5-1 Le premier article paru dans Réforme

Jacques Ellul s’exprime à propos de l’Afrique du Sud dans Réforme le 28 juin 1986. Il réagit notamment aux récentes réformes politiques proposées par le premier ministre P.W. Botha1878 mais aussi au climat de durcissement que connaît alors le pays avec la promulgation de l’Etat d’urgence. Il donne également son opinion concernant la nature de l’information délivrée aux Français :

‘« Je voudrais ici dire seulement ma tristesse devant la propagande insensée contre un pays, et devant la quasi impossibilité de recueillir des informations non truquées. C’est partiellement possible au prix de grands efforts. Je ne prétends pas ici que tout ce que j’écris ici est rigoureusement exact, mais c’est le résultat d’une documentation accumulée depuis 10 ans1879 ».’
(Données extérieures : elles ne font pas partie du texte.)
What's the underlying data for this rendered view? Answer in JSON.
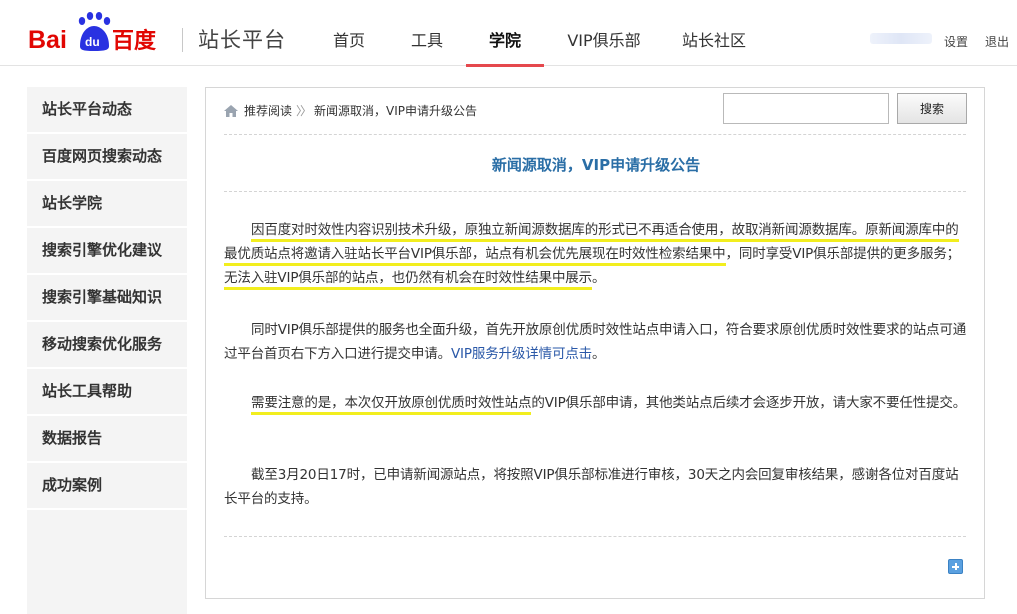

Jacques Ellul développe quatre thèses résumant sa position vis-à-vis de la situation sud-africaine et de son traitement dans la presse étrangère :

Dans un premier temps, Jacques Ellul affirme son hostilité au système d’apartheid qui est devenu « un régime d’ostracisme, de répression, de surveillance policière… 1880  ». Il reconnaît cependant que le projet primitif « d’il y a 40 ans de développement d’une culture noire autonome et l’accession des noirs à une aptitude politique 1881» pouvait se défendre.
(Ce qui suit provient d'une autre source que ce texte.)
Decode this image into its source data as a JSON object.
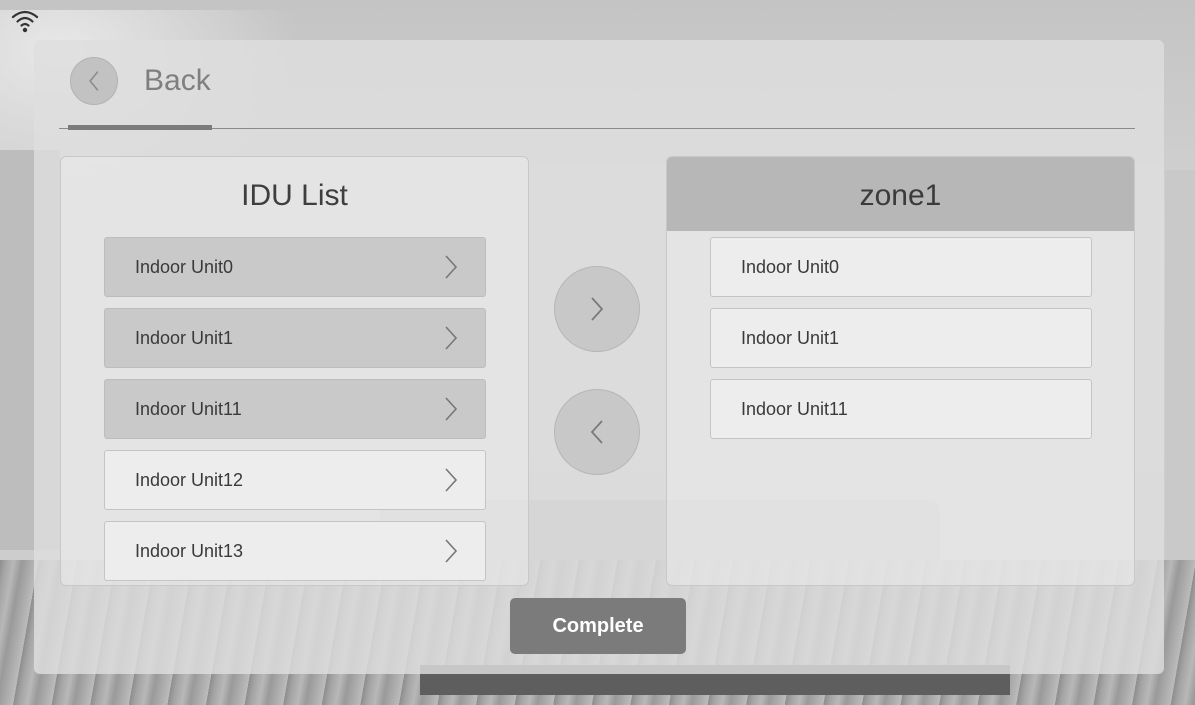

La deuxième thèse s’attache davantage à condamner l’attitude de la communauté internationale :

‘« Mais je trouve inouï que, pendant cette période de durcissement, il n’y ait eu aucune protestation mondiale (sauf celle du Conseil œcuménique), aucune campagne de propagande et que ce soit maintenant, en présence du gouvernement le plus libéral que l’Afrique du Sud ait connu depuis 25 ans, que l’on déclenche cette propagande (s’est d’ailleurs un fait bien connu qu’en présence d’un gouvernement terroriste personne ne bouge et que c’est lorsque la situation se libéralise que l’on commence à se libérer !)1882 ».’
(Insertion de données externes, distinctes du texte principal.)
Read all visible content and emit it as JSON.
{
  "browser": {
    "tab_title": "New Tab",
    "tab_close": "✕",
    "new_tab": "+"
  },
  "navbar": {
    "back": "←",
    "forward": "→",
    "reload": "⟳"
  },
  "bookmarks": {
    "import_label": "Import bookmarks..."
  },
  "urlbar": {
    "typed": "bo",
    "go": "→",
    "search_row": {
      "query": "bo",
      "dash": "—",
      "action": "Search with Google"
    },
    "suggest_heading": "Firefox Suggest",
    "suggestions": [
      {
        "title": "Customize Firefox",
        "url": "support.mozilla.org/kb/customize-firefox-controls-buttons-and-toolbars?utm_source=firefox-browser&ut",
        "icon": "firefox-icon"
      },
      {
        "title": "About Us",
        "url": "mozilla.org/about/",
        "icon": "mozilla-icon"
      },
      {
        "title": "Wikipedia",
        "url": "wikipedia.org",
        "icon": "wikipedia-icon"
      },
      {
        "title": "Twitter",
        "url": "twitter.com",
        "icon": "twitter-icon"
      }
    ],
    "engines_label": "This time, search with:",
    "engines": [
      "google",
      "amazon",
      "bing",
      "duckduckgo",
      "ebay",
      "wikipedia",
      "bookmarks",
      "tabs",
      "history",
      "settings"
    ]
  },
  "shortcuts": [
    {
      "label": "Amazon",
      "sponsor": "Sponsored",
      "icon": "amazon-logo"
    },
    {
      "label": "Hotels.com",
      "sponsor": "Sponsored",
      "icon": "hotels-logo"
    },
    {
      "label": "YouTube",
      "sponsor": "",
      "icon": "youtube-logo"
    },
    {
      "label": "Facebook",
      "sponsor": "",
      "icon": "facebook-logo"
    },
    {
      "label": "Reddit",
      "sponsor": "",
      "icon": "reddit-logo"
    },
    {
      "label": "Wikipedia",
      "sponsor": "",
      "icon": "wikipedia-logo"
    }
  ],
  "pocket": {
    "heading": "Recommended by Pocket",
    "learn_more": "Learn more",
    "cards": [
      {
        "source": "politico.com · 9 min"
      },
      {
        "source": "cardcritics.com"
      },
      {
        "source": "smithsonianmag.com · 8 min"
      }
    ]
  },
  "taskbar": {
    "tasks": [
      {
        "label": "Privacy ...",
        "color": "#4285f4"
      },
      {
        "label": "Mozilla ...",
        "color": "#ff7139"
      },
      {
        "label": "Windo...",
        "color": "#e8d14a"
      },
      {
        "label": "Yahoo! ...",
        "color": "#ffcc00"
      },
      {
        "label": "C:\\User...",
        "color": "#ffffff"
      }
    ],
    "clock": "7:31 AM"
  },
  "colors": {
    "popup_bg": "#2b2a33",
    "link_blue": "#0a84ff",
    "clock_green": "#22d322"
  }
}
Jacques Ellul évoque ici le thème de la propagande, dérive de l’information qui « intoxique » les observateurs en cherchant à démontrer que le système se renforce et que la répression s’intensifie. Il manifeste son incompréhension face à une « levée de bouclier » qu’il estime comme étant trop tardive et injustifiée alors que les deux symboles les plus choquants de l’apartheid, l’interdiction des mariages mixtes et le port obligatoire du Pass ont été revus. Jacques Ellul observe ainsi les réformes progressives mises en place par le gouvernement en reconnaissant bien que les réformes « de fond » (suppression du Group Area Act, droit de vote accordé aux Noirs) sont à venir. D’après lui, la contestation de la communauté internationale risque d’avoir des conséquences fâcheuses :

‘« Il est imbécile d’attaquer ce gouvernement car cette attitude ne peut que retarder la libération, comme la multiplication des émeutes ne peut qu’aggraver le régime policier ! Il faudrait aussi rappeler que le niveau de vie des Noirs d’Afrique du Sud est de loin le plus élevé de toute l’Afrique ! […] que depuis 1981, il y eut deux millions de Noirs qui sont venus en Afrique du Sud, demandant l’asile politique, fuyant l’Angola, le Botswana ou le Mozambique. Si le régime était aussi atroce en Afrique du Sud, il n’y seraient pas venus !1883 ».’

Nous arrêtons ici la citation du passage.